En cause, le fait que nous ayons rapporté le discours d’un certain nombre de militants, loin, soit dit en passant, de constituer une minorité -encore que même une minorité ne peut être empêchée d’avoir droit de cité-, voulant que M. Lachguar ait tout fait pour s’assurer un troisième mandat. Un membre du bureau politique, dont nous tairons le nom, nous a ainsi accusés de manquer d’objectivité, sur un ton volontairement et ouvertement donneur de leçon, en dépit du fait que dans notre article même nous ayons précisé que nous avions, en vain, tenté de contacter M. Lachguar pour lui donner l’opportunité de présenter sa propre version des faits.

Au final, et comme le dit le célèbre adage, le commentaire est libre, mais les faits restent sacrés, et même têtus: c’est sur un score de 94% que M. Lachguar a fini par être réélu, ce qui, pour citer un ancien dirigeant du parti qui, il le reconnaît, ne porte pas vraiment l’actuel chef ittihadi dans son coeur, “pousse tout de même le bouchon un peu trop loin en termes d’unanimisme”. “Difficile de me convaincre que seuls 6% des votants sont contre vous, autrement vous êtes le Premier secrétaire de l’USFP le plus populaire de l’histoire, devant même Abderrahim Bouabid,” poursuit notre interlocuteur.

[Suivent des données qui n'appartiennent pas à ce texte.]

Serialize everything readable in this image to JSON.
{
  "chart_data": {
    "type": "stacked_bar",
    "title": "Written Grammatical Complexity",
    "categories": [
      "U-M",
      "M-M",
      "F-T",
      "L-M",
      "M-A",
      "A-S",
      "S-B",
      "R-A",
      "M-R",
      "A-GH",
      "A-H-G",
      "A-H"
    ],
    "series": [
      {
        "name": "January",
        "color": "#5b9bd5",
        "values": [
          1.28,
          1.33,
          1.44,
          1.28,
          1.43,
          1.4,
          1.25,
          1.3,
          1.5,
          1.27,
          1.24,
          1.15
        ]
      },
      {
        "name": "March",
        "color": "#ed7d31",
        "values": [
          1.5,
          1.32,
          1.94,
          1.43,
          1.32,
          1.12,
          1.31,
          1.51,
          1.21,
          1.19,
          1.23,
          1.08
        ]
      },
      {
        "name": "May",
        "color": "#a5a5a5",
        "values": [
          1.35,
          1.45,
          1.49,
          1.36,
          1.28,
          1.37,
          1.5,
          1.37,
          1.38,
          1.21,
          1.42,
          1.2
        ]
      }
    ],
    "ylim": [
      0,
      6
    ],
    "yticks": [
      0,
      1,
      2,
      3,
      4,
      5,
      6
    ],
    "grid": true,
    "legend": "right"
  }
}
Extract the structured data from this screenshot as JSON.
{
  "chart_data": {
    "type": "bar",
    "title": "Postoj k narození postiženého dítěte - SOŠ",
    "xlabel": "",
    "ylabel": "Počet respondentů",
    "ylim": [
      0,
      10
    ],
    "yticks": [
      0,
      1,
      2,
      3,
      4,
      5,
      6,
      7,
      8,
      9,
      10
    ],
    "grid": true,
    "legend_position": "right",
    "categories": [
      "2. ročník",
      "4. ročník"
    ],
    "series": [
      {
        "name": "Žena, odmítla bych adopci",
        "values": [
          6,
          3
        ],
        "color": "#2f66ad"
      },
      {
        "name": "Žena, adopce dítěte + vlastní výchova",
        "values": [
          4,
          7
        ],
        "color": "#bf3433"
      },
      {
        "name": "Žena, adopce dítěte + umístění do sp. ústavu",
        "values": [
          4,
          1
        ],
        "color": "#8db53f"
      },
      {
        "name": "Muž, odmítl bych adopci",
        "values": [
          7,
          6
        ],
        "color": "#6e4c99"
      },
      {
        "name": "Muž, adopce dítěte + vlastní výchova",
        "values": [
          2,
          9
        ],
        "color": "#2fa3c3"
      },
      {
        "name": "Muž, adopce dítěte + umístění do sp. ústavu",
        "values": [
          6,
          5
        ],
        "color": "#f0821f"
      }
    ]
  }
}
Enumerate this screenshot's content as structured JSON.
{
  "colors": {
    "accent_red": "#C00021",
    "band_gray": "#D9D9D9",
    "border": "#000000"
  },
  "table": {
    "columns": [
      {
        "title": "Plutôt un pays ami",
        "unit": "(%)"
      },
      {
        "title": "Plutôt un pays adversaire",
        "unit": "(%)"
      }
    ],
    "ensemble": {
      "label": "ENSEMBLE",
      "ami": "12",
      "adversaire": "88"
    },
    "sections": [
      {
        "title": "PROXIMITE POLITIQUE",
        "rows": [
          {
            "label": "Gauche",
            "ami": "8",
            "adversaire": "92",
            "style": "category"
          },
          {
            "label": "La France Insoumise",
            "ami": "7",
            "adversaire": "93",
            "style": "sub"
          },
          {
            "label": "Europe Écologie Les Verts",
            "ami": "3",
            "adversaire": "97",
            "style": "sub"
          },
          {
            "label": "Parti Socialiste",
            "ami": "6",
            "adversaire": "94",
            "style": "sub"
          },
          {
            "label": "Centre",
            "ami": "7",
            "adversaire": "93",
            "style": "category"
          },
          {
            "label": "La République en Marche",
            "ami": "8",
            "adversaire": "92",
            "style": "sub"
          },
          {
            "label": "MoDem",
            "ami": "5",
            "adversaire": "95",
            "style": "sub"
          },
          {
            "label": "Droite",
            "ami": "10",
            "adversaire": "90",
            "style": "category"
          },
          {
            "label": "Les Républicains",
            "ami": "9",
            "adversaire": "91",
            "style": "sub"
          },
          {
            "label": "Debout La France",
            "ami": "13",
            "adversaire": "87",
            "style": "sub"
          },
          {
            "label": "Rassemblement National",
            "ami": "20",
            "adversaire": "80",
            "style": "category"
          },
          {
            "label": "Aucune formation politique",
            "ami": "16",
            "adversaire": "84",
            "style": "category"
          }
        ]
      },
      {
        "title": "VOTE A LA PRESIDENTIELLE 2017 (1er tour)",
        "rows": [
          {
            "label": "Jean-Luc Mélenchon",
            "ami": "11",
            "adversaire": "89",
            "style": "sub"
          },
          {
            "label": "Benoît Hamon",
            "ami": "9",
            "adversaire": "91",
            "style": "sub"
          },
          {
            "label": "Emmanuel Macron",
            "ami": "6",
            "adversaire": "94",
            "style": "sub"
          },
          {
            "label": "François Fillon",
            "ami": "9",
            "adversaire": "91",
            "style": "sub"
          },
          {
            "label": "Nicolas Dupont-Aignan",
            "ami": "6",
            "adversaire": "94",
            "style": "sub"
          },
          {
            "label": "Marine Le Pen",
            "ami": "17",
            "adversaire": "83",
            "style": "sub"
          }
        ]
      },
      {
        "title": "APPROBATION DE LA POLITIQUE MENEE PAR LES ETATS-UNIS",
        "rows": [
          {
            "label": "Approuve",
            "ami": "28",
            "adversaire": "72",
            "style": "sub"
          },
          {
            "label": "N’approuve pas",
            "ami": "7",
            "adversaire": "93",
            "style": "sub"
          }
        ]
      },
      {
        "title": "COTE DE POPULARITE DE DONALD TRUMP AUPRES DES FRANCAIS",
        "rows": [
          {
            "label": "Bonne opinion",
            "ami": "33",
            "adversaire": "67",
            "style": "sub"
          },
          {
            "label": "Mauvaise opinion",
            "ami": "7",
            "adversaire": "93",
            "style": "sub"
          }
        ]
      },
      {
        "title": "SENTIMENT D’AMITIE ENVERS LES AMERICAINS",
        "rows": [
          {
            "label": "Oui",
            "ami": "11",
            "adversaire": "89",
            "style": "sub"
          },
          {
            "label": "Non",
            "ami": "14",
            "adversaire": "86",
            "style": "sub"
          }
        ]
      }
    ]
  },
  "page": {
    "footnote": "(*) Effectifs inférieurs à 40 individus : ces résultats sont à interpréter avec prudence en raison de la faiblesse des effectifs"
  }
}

Pour rendre à César ce qui appartient à César et, justement, faire preuve d’“objectivité” -celle qui s’astreint à la stricte vérité-, il faut reconnaître à M. Lachguar qu’il a à son actif plusieurs réalisations qui pourraient lui faire dire qu’il est susceptible de mettre d’accord. D’abord, il a permis à l’USFP de quasiment revenir à son niveau de députés de la première moitié des années 2010, après que le nombre de ces derniers ait baissé de moitié suite aux législatives du 7 octobre 2016 (sous, aussi, son leadership, faut-il souligner).

Et même lorsqu’entre 2016 et 2021 il avait à peine de quoi former un groupe parlementaire à la Chambre des représentants, le parti avait réussi à figurer pour la première fois depuis début janvier 2012 au gouvernement et même à mettre la main sur la présidence de la Chambre des représentants, en la personne du président de sa commission administration et ancien ministre, Habib El Malki.

Certes, d’aucuns rétorqueront, et ils n’auront pas tort, que ce dernier succès s’est surtout fait au dépens du Parti de la justice et du développement (PJD), dans le cadre des jeux de pouvoir entre la formation islamiste et le Rassemblement national des indépendants (RNI), qui voulait alors dicter l’issue des consultations pour la formation du cabinet que devait initialement reconduire Abdelilah Benkirane. Mais on pourrait aussi dire qu’il en va ainsi de la politique, et que l’USFP a finalement su, comme un maître, tirer son épingle du jeu. Ce que l’on peut toutefois mettre en question, car qu’on le veuille ou non aucune médaille ne peut prétendre ne pas avoir de revers, c’est le chemin ayant mené au nouveau mandat de M. Lachguar.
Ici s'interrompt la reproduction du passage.